According to the University, the 378 returning students and 69 newly matriculated students who indicated an interest in SHP Plus enrollment were already enrolled in regular NYS Medicaid and would receive comparable coverage as they did on SHP Plus through their Medicaid Managed Care plan. However, the two local MMC programs — Fidelis Care and Molina — provide smaller networks than SHP Plus, which facilitates network care nearly anywhere in the United States.
Roundtable attendees discussed the potential implications of the end of the SHP Plus program.
Fierro told The Sun she is interested in the health care Cornell provides as a whole, referencing insurance and accessibility as specific issues she wanted to learn more about.
“New York State just cut ties with the funding that was previously going to the SHP Plus, that was providing health care for students who were low income on a lot of financial aid,” Fierro said. “And with that also comes students who are not going to be able to afford getting an OBGYN or access to health care at all… Not being able to access getting an abortion in a safe way is really scary on a college campus.”
Fierro said that even for non-reproductive-related medical issues, students under SHP have to go out of their way to pay many out-of-pocket fees.
“When I inquired about funding for student health insurance, Cornell told me to just take out a loan because New York has stopped giving them funds,” Fierro said.
Support for Sexual Assault Victims
Discussions also connected access to reproductive health care to resources for sexual assault victims following a recent instance of sexual assault on campus on Sept. 14.
Sexual assault has also been a widely discussed topic on campus due to the Interfraternity Council’s Nov. 6, 2022 decision to suspend fraternity functions following at least four drugging incidents and a sexual assault allegation. This policy lasted throughout the Fall 2022 semester.
The resolution specifically urged the Administration and the Office of Institutional Equity and Title IX to engage in conversation with the S.A. and the student body regarding the current limitations of Title IX training for first-year students, release a statement addressing the incident, offer information about Cornell’s sexual assault resources and create supplementary first-year orientation courses.
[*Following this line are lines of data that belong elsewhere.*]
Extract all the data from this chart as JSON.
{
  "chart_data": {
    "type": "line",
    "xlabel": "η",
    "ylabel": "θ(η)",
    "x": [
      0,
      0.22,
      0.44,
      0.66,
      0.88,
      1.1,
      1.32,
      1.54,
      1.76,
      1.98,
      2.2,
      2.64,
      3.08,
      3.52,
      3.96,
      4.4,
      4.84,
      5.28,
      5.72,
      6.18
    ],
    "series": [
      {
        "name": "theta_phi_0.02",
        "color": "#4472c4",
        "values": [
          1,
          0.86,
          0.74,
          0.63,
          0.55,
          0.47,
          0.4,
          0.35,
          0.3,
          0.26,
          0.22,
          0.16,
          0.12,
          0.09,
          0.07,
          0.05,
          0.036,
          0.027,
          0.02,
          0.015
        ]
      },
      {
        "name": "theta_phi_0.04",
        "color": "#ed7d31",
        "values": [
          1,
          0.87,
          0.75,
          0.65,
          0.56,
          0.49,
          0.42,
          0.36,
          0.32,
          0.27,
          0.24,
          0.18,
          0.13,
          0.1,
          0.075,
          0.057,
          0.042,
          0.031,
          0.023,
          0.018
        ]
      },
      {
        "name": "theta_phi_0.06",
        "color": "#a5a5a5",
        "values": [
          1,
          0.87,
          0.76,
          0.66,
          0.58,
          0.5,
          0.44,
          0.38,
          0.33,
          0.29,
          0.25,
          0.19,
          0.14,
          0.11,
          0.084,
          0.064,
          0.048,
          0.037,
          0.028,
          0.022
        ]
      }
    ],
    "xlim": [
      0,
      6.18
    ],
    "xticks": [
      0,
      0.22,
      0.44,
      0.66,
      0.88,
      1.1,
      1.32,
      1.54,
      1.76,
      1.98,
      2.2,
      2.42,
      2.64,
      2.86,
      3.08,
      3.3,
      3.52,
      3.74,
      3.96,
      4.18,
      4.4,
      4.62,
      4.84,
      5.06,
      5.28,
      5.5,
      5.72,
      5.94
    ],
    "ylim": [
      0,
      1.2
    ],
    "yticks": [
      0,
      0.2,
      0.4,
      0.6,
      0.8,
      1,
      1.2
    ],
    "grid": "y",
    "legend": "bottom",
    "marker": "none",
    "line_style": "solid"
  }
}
Liz Grosul ’24 told The Sun Cornell Health could improve students’ access to reproductive health care by making resources more visible.
“There are certain resources that are kind of hidden. Today we found the Victim Advocacy [Program — a group that assists members of the Cornell community suffering from harmful, threatening or violent incidents], and we didn’t know that existed and that was never advertised [to me], and I feel like there should be more awareness,” Grosul said. “Reproductive and sexual health care should be at the forefront of advertising.”